Dr. Du Bois and Miss Ovington is a two character play that captures a moment of crisis between two of the most esteemed founders of the NAACP: the heroic educator, human rights activist, African-American visionary leader Dr. W.E. B. Du Bois and Mary White Ovington, a white Unitarian, granddaughter of abolitionists, and outspoken justice advocate. These two courageous pioneers meet unexpectedly at the New York City NAACP headquarters on a Sunday morning, June1915. He comes charging in to write his final resignation letter which he intends to submit if his demands for full autonomy are not met. She, the only board member he trusts, is determined to change his mind. To lose the only African-American in administrative leadership would crash the Association. They spar, flirt, clash, reveal secrets, and compete to save their vital work, and protect their erotically charged partnership.

This is the World Premiere of Clare Coss' play, Dr. Du Bois and Miss Ovington. Her one-woman play Dangerous Territory (Mary White Ovington)had a developmental reading starring Kathleen Chalfant as part of New Federal Theatre's Zora Neale Hurston Series. Clare Coss' productions include String of Pearls, Provincetown Theatre Company; ­Our Place in Time: Ten Scenes from the Twentieth Century, co?produced by the Women's Project & Productions and New Federal Theatre; The Blessing, American Place Theatre starring Anita Gillette and Kelly Bishop; ­Lillian Wald: At Home on Henry Street, New Federal Theatre, starring Tony Award winner Patricia Elliott, (Lincoln Center Theatre on Film and Video Collection); ­Growing Up Gothic with Crystal Field, George Bartenieff and Joyce Aaron, original sound score by Thiago de Mello, Theatre for the New City/InterArt Theatre; co?author with Segal and Sklar, The Daughters Cycle: Daughters; Sister/Sister; Electra Speaks, InterArt Theatre, (NEA, NYSCA, CAPS, Joint Foundation Support); ­The Well of Living Waters, Old Testament Story Theatre, lyricist and co-author, original score Thiago de Mello, Cathedral of St. John the Divine; ­The Star Strangled Banner, Brechtian-Marx Brothers version of 1848 U.S. invasion of Mexico, Berkshire Theatre Festival Barn (Playwright in Residence Grant). In Coss' play Emmett, Down in My Heart - inspired by the Emmett Till lynching - violence, fear and courage collide with white silence and responsibility. Readings have featured Kathleen Chalfant, Danny Glover, Linda Powell, Mercedes Ruehl, and director Kenny Leon. Translated into French, Dans les Rivieres du Delta had a first reading in Paris Autumn 2011 at Moving Parts Theatre. There will be a NYC reading in French Spring 2013 to benefit the Haiti programs of Madre and the Center for Constitutional Rights. For more information, visit www.ClareCoss.com

Mansoor Najee-Ullah had the privilege to direct Ed Bullins Salaam Huey Newton Salaam produced by the New Federal Theatre in October 2008. He has also directed Shango De Ima at the University of Massachusetts at Amherst, Walking On Waterston at Rites & Reasons Theatre Brown University, Plumes at New York University, For Colored Girls... by Ntozake Shange at Long Street Theatre (University of South Carolina), MoJo by Alice Childress at Ethnical Cultural Society New York, Partake of the Goatmeat at Theatre for the Open Eye and many other Off-Off Broadway theaters in New York City.

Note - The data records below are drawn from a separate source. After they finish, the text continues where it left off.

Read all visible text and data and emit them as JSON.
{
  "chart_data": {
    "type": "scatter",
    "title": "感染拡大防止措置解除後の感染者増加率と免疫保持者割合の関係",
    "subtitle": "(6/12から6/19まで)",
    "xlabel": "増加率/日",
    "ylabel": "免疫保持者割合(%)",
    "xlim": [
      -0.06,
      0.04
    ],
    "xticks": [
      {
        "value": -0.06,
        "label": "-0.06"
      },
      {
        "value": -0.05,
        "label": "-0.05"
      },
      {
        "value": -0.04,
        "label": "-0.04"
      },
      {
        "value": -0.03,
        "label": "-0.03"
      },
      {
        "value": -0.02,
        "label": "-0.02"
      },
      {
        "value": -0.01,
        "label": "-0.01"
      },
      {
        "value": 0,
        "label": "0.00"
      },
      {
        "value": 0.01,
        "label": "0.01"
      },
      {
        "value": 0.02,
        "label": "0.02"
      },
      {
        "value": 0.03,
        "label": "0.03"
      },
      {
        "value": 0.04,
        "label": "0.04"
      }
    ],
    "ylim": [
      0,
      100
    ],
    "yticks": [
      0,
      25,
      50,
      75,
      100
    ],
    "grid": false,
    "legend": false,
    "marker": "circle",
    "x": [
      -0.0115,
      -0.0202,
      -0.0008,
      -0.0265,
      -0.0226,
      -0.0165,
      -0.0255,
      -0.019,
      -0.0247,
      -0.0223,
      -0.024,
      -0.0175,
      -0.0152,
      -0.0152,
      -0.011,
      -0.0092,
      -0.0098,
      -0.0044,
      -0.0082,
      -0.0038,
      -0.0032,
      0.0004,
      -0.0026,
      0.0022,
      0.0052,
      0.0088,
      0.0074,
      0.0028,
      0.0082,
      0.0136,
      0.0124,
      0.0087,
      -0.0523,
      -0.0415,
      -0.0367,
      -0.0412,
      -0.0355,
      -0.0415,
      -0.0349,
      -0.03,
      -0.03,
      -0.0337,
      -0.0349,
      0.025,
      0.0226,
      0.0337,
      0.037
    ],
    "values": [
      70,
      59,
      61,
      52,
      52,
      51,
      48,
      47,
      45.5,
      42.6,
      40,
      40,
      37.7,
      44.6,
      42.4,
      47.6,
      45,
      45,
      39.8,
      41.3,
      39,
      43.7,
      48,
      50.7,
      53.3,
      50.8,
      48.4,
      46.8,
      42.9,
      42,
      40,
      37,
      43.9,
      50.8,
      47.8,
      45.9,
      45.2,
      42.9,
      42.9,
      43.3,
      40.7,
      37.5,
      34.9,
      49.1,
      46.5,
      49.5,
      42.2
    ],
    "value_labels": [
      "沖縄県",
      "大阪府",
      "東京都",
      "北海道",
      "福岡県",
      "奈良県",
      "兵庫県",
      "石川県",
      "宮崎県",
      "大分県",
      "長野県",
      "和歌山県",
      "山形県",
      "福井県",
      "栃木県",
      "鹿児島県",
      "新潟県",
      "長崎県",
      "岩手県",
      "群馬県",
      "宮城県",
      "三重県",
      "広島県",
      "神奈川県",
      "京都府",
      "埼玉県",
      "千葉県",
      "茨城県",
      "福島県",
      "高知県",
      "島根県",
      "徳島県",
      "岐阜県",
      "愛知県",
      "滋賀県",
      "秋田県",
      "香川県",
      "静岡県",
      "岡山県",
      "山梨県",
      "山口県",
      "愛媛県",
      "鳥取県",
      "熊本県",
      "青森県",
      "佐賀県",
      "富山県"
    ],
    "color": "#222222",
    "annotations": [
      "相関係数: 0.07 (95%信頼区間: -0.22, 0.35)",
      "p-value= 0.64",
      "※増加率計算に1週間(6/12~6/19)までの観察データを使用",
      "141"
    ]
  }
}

Woodie King Jr. is the Founder and Producing Director of New Federal Theatre. Woodie King Jr.'s New Federal Theatre has presented over 250 productions in its 42-year history. Mr. King has produced and directed on Broadway, Off-Broadway, in regional theatres, and in universities across the United States. He is the original producer of the ground breaking "choreopoem" For Colored Girls Who Have Considered Suicide When the Rainbow is Enuf, (The play was then co-produced by NFT with Joseph Papp's Public Theatre). He also produced What the Wine Sellers Buy, Reggae and The Taking of Miss Janie (Drama Critics Circle Award). His directional credits are extensive and include work in film as well as theater. Mr. King was recently inducted into The Theater Hall of Fame for outstanding contribution to the American Theater.